Cryoablation for cancer
Cryoablation for cancer is a treatment to kill cancer cells with extreme cold.
During cryoablation, a thin, wandlike needle (cryoprobe) is inserted through your skin and directly into the cancerous tumor. A gas is pumped into the cryoprobe in order to freeze the tissue. Then the tissue is allowed to thaw. The freezing and thawing process is repeated several times during the same treatment session. A probe containing an extremely cold fluid is placed inside/on the area to be treated and the tumor (or abnormal growth) is frozen. Cryotherapy can be performed during open (fully invasive) surgery or the probes can be inserted through the skin in a minimally invasive procedure.
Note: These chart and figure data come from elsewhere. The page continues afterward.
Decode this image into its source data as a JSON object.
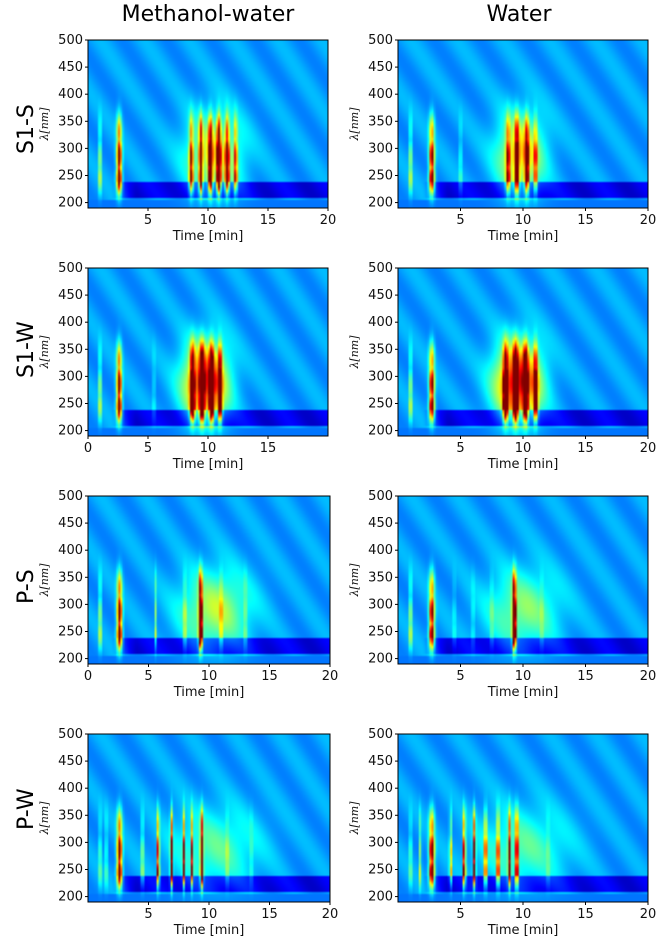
{
  "columns": [
    "Methanol-water",
    "Water"
  ],
  "rows": [
    "S1-S",
    "S1-W",
    "P-S",
    "P-W"
  ],
  "chart_data": [
    {
      "type": "heatmap",
      "row": "S1-S",
      "column": "Methanol-water",
      "xlabel": "Time [min]",
      "ylabel": "λ[nm]",
      "xticks": [
        "5",
        "10",
        "15",
        "20"
      ],
      "yticks": [
        "200",
        "250",
        "300",
        "350",
        "400",
        "450",
        "500"
      ],
      "xlim": [
        0,
        20
      ],
      "ylim": [
        190,
        500
      ],
      "peaks": [
        {
          "t": 1.0,
          "w": 0.06,
          "amp": 0.6
        },
        {
          "t": 2.6,
          "w": 0.15,
          "amp": 0.9
        },
        {
          "t": 8.6,
          "w": 0.12,
          "amp": 0.7
        },
        {
          "t": 9.4,
          "w": 0.1,
          "amp": 0.9
        },
        {
          "t": 10.2,
          "w": 0.12,
          "amp": 0.95
        },
        {
          "t": 10.9,
          "w": 0.12,
          "amp": 1.1
        },
        {
          "t": 11.6,
          "w": 0.12,
          "amp": 0.85
        },
        {
          "t": 12.3,
          "w": 0.1,
          "amp": 0.6
        }
      ],
      "hump": {
        "t": 10.5,
        "w": 1.6,
        "amp": 0.65
      }
    },
    {
      "type": "heatmap",
      "row": "S1-S",
      "column": "Water",
      "xlabel": "Time [min]",
      "ylabel": "λ[nm]",
      "xticks": [
        "5",
        "10",
        "15",
        "20"
      ],
      "yticks": [
        "200",
        "250",
        "300",
        "350",
        "400",
        "450",
        "500"
      ],
      "xlim": [
        0,
        20
      ],
      "ylim": [
        190,
        500
      ],
      "peaks": [
        {
          "t": 1.0,
          "w": 0.06,
          "amp": 0.6
        },
        {
          "t": 2.7,
          "w": 0.15,
          "amp": 0.85
        },
        {
          "t": 5.0,
          "w": 0.06,
          "amp": 0.3
        },
        {
          "t": 8.8,
          "w": 0.12,
          "amp": 0.6
        },
        {
          "t": 9.5,
          "w": 0.12,
          "amp": 0.85
        },
        {
          "t": 10.3,
          "w": 0.12,
          "amp": 0.8
        },
        {
          "t": 11.0,
          "w": 0.1,
          "amp": 0.5
        }
      ],
      "hump": {
        "t": 9.8,
        "w": 1.3,
        "amp": 0.75
      }
    },
    {
      "type": "heatmap",
      "row": "S1-W",
      "column": "Methanol-water",
      "xlabel": "Time [min]",
      "ylabel": "λ[nm]",
      "xticks": [
        "0",
        "5",
        "10",
        "15"
      ],
      "yticks": [
        "200",
        "250",
        "300",
        "350",
        "400",
        "450",
        "500"
      ],
      "xlim": [
        0,
        20
      ],
      "ylim": [
        190,
        500
      ],
      "peaks": [
        {
          "t": 1.0,
          "w": 0.06,
          "amp": 0.6
        },
        {
          "t": 2.6,
          "w": 0.15,
          "amp": 0.9
        },
        {
          "t": 5.5,
          "w": 0.05,
          "amp": 0.3
        },
        {
          "t": 8.7,
          "w": 0.14,
          "amp": 1.0
        },
        {
          "t": 9.5,
          "w": 0.14,
          "amp": 1.1
        },
        {
          "t": 10.3,
          "w": 0.14,
          "amp": 1.1
        },
        {
          "t": 11.0,
          "w": 0.12,
          "amp": 1.0
        }
      ],
      "hump": {
        "t": 9.8,
        "w": 1.3,
        "amp": 1.15
      }
    },
    {
      "type": "heatmap",
      "row": "S1-W",
      "column": "Water",
      "xlabel": "Time [min]",
      "ylabel": "λ[nm]",
      "xticks": [
        "5",
        "10",
        "15",
        "20"
      ],
      "yticks": [
        "200",
        "250",
        "300",
        "350",
        "400",
        "450",
        "500"
      ],
      "xlim": [
        0,
        20
      ],
      "ylim": [
        190,
        500
      ],
      "peaks": [
        {
          "t": 1.0,
          "w": 0.06,
          "amp": 0.6
        },
        {
          "t": 2.7,
          "w": 0.15,
          "amp": 0.85
        },
        {
          "t": 8.6,
          "w": 0.14,
          "amp": 1.0
        },
        {
          "t": 9.4,
          "w": 0.14,
          "amp": 1.1
        },
        {
          "t": 10.2,
          "w": 0.14,
          "amp": 1.1
        },
        {
          "t": 11.0,
          "w": 0.12,
          "amp": 0.9
        }
      ],
      "hump": {
        "t": 9.6,
        "w": 1.3,
        "amp": 1.2
      }
    },
    {
      "type": "heatmap",
      "row": "P-S",
      "column": "Methanol-water",
      "xlabel": "Time [min]",
      "ylabel": "λ[nm]",
      "xticks": [
        "0",
        "5",
        "10",
        "15",
        "20"
      ],
      "yticks": [
        "200",
        "250",
        "300",
        "350",
        "400",
        "450",
        "500"
      ],
      "xlim": [
        0,
        20
      ],
      "ylim": [
        190,
        500
      ],
      "peaks": [
        {
          "t": 1.0,
          "w": 0.06,
          "amp": 0.6
        },
        {
          "t": 2.6,
          "w": 0.15,
          "amp": 0.9
        },
        {
          "t": 5.6,
          "w": 0.05,
          "amp": 0.3
        },
        {
          "t": 8.0,
          "w": 0.06,
          "amp": 0.4
        },
        {
          "t": 9.3,
          "w": 0.1,
          "amp": 1.2
        },
        {
          "t": 11.0,
          "w": 0.06,
          "amp": 0.4
        },
        {
          "t": 13.0,
          "w": 0.06,
          "amp": 0.3
        }
      ],
      "hump": {
        "t": 10.5,
        "w": 2.0,
        "amp": 0.55
      }
    },
    {
      "type": "heatmap",
      "row": "P-S",
      "column": "Water",
      "xlabel": "Time [min]",
      "ylabel": "λ[nm]",
      "xticks": [
        "5",
        "10",
        "15",
        "20"
      ],
      "yticks": [
        "200",
        "250",
        "300",
        "350",
        "400",
        "450",
        "500"
      ],
      "xlim": [
        0,
        20
      ],
      "ylim": [
        190,
        500
      ],
      "peaks": [
        {
          "t": 1.0,
          "w": 0.06,
          "amp": 0.6
        },
        {
          "t": 2.7,
          "w": 0.15,
          "amp": 0.85
        },
        {
          "t": 4.5,
          "w": 0.05,
          "amp": 0.3
        },
        {
          "t": 6.0,
          "w": 0.05,
          "amp": 0.3
        },
        {
          "t": 7.5,
          "w": 0.05,
          "amp": 0.35
        },
        {
          "t": 9.3,
          "w": 0.1,
          "amp": 1.2
        },
        {
          "t": 11.5,
          "w": 0.05,
          "amp": 0.3
        }
      ],
      "hump": {
        "t": 10.0,
        "w": 2.0,
        "amp": 0.45
      }
    },
    {
      "type": "heatmap",
      "row": "P-W",
      "column": "Methanol-water",
      "xlabel": "Time [min]",
      "ylabel": "λ[nm]",
      "xticks": [
        "5",
        "10",
        "15",
        "20"
      ],
      "yticks": [
        "200",
        "250",
        "300",
        "350",
        "400",
        "450",
        "500"
      ],
      "xlim": [
        0,
        20
      ],
      "ylim": [
        190,
        500
      ],
      "peaks": [
        {
          "t": 1.0,
          "w": 0.05,
          "amp": 0.6
        },
        {
          "t": 1.5,
          "w": 0.05,
          "amp": 0.5
        },
        {
          "t": 2.6,
          "w": 0.15,
          "amp": 0.9
        },
        {
          "t": 4.5,
          "w": 0.06,
          "amp": 0.5
        },
        {
          "t": 5.8,
          "w": 0.07,
          "amp": 0.9
        },
        {
          "t": 6.9,
          "w": 0.07,
          "amp": 0.95
        },
        {
          "t": 7.9,
          "w": 0.06,
          "amp": 0.8
        },
        {
          "t": 8.6,
          "w": 0.06,
          "amp": 0.7
        },
        {
          "t": 9.4,
          "w": 0.08,
          "amp": 1.0
        },
        {
          "t": 11.5,
          "w": 0.05,
          "amp": 0.4
        },
        {
          "t": 13.5,
          "w": 0.05,
          "amp": 0.3
        }
      ],
      "hump": {
        "t": 10.5,
        "w": 2.5,
        "amp": 0.35
      }
    },
    {
      "type": "heatmap",
      "row": "P-W",
      "column": "Water",
      "xlabel": "Time [min]",
      "ylabel": "λ[nm]",
      "xticks": [
        "5",
        "10",
        "15",
        "20"
      ],
      "yticks": [
        "200",
        "250",
        "300",
        "350",
        "400",
        "450",
        "500"
      ],
      "xlim": [
        0,
        20
      ],
      "ylim": [
        190,
        500
      ],
      "peaks": [
        {
          "t": 1.0,
          "w": 0.05,
          "amp": 0.6
        },
        {
          "t": 1.8,
          "w": 0.05,
          "amp": 0.5
        },
        {
          "t": 2.7,
          "w": 0.15,
          "amp": 0.9
        },
        {
          "t": 4.2,
          "w": 0.06,
          "amp": 0.55
        },
        {
          "t": 5.3,
          "w": 0.07,
          "amp": 0.95
        },
        {
          "t": 6.1,
          "w": 0.07,
          "amp": 0.9
        },
        {
          "t": 7.0,
          "w": 0.07,
          "amp": 0.85
        },
        {
          "t": 8.0,
          "w": 0.07,
          "amp": 0.85
        },
        {
          "t": 8.9,
          "w": 0.07,
          "amp": 0.8
        },
        {
          "t": 9.5,
          "w": 0.08,
          "amp": 0.9
        },
        {
          "t": 12.0,
          "w": 0.05,
          "amp": 0.3
        }
      ],
      "hump": {
        "t": 10.0,
        "w": 2.5,
        "amp": 0.35
      }
    }
  ]
}
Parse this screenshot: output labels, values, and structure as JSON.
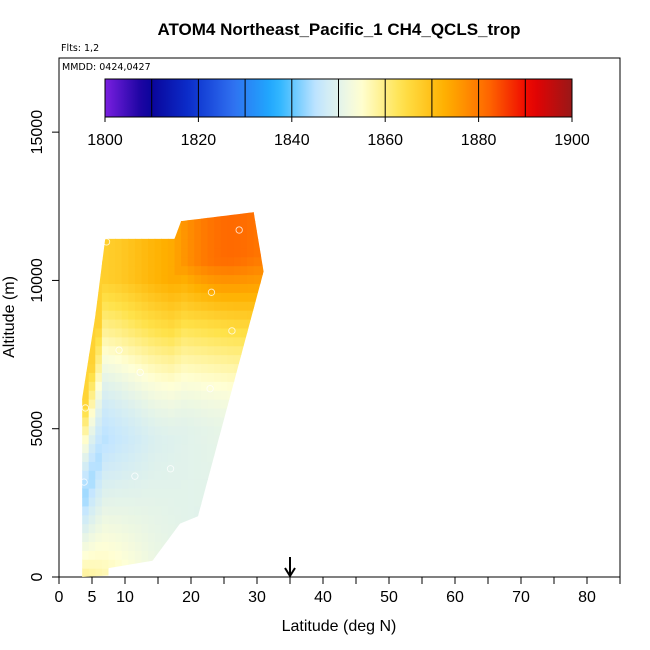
{
  "chart_data": {
    "type": "heatmap",
    "title": "ATOM4 Northeast_Pacific_1 CH4_QCLS_trop",
    "flights_label": "Flts: 1,2",
    "date_label": "MMDD: 0424,0427",
    "xlabel": "Latitude (deg N)",
    "ylabel": "Altitude (m)",
    "xlim": [
      0,
      85
    ],
    "ylim": [
      0,
      17500
    ],
    "x_ticks": [
      0,
      5,
      10,
      20,
      30,
      40,
      50,
      60,
      70,
      80
    ],
    "x_tick_labels": [
      "0",
      "5",
      "10",
      "20",
      "30",
      "40",
      "50",
      "60",
      "70",
      "80"
    ],
    "x_minor_ticks": [
      15,
      25,
      35,
      45,
      55,
      65,
      75,
      85
    ],
    "y_ticks": [
      0,
      5000,
      10000,
      15000
    ],
    "y_tick_labels": [
      "0",
      "5000",
      "10000",
      "15000"
    ],
    "colorbar": {
      "min": 1800,
      "max": 1900,
      "tick_values": [
        1800,
        1820,
        1840,
        1860,
        1880,
        1900
      ],
      "tick_labels": [
        "1800",
        "1820",
        "1840",
        "1860",
        "1880",
        "1900"
      ],
      "colors": [
        "#7a1fe0",
        "#0a0096",
        "#0b2fcc",
        "#2f6ff0",
        "#1eb0ff",
        "#c4e6ff",
        "#ffffd6",
        "#ffe24a",
        "#ffb000",
        "#ff6a00",
        "#ee0000",
        "#991818"
      ]
    },
    "field": {
      "lat_range": [
        3.5,
        31
      ],
      "alt_range": [
        0,
        12300
      ],
      "top_edge": [
        [
          3.5,
          6000
        ],
        [
          5.5,
          8800
        ],
        [
          7,
          11400
        ],
        [
          17.5,
          11400
        ],
        [
          18.5,
          12000
        ],
        [
          29.5,
          12300
        ]
      ],
      "low_layer_values": [
        1859,
        1856,
        1852,
        1850,
        1849,
        1848
      ],
      "mid_layer_values": [
        1843,
        1846,
        1849,
        1850,
        1851,
        1852
      ],
      "upper_layer_values": [
        1866,
        1868,
        1872,
        1875,
        1878,
        1880
      ]
    },
    "arrow_latitude": 35,
    "sample_points": [
      {
        "lat": 7.2,
        "alt": 11300
      },
      {
        "lat": 27.3,
        "alt": 11700
      },
      {
        "lat": 23.1,
        "alt": 9600
      },
      {
        "lat": 30.7,
        "alt": 9500
      },
      {
        "lat": 26.2,
        "alt": 8300
      },
      {
        "lat": 9.1,
        "alt": 7650
      },
      {
        "lat": 12.3,
        "alt": 6900
      },
      {
        "lat": 22.9,
        "alt": 6350
      },
      {
        "lat": 4.0,
        "alt": 5700
      },
      {
        "lat": 16.9,
        "alt": 3650
      },
      {
        "lat": 11.5,
        "alt": 3400
      },
      {
        "lat": 3.8,
        "alt": 3200
      }
    ]
  }
}
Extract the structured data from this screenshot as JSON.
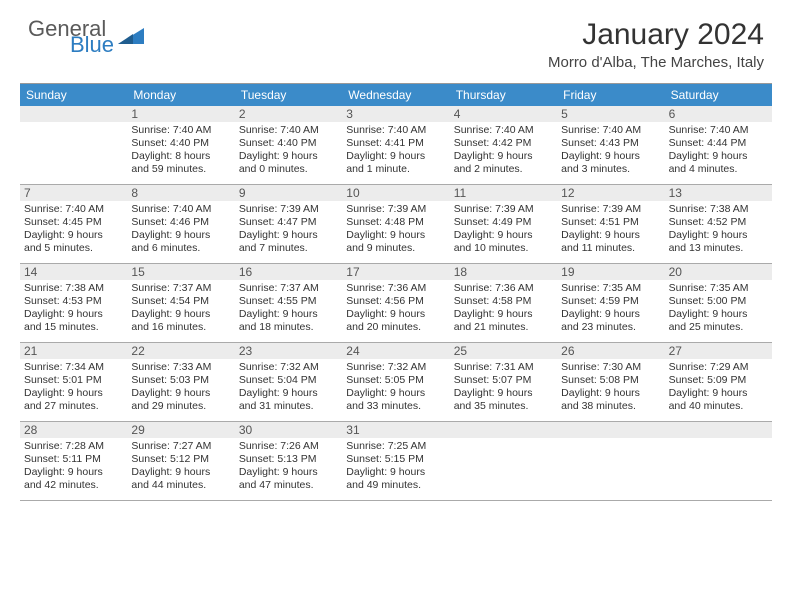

The liquid does not enter the tumor, but the rod is cold enough to freeze the tumor. Cryoprobes are positioned adjacent to the target in such a way that the freezing process will destroy the diseased tissue. Once the probes are in place, the attached cryogenic freezing unit removes heat from ("cools") the tip of the probe and by extension from the surrounding tissues.
Cryoablation for cancer may be used when surgery isn't an option. Cryoablation is sometimes used as a primary treatment for:
- Bone cancer
- Cervical cancer
- Eye cancer
- Kidney cancer
- Liver cancer
- Lung cancer
- Prostate cancer
Cryoablation is also used to relieve the pain and other symptoms caused by cancer that spreads to the bone (bone metastasis) or other organs.
Cryoablation for cancer may also be called percutaneous cryoablation, cryosurgery or cryotherapy.
Ablation occurs in tissue that has been frozen by at least three mechanisms:
- formation of ice crystals within cells thereby disrupting membranes, and interrupting cellular metabolism among other processes;
- coagulation of blood thereby interrupting bloodflow to the tissue in turn causing ischemia and cell death; and
- induction of apoptosis, the so-called programmed cell death cascade.
The most common application of cryoablation is to ablate solid tumors found in the lung, liver, breast, kidney and prostate. The use in prostate and renal cryoablation are the most common. Although sometimes applied in cryosurgery through laparoscopic or open surgical approaches, most often cryoablation is performed percutaneously (through the skin and into the target tissue containing the tumor) by a medical specialist, such as an interventional radiologist. The term is from cryo+ablation.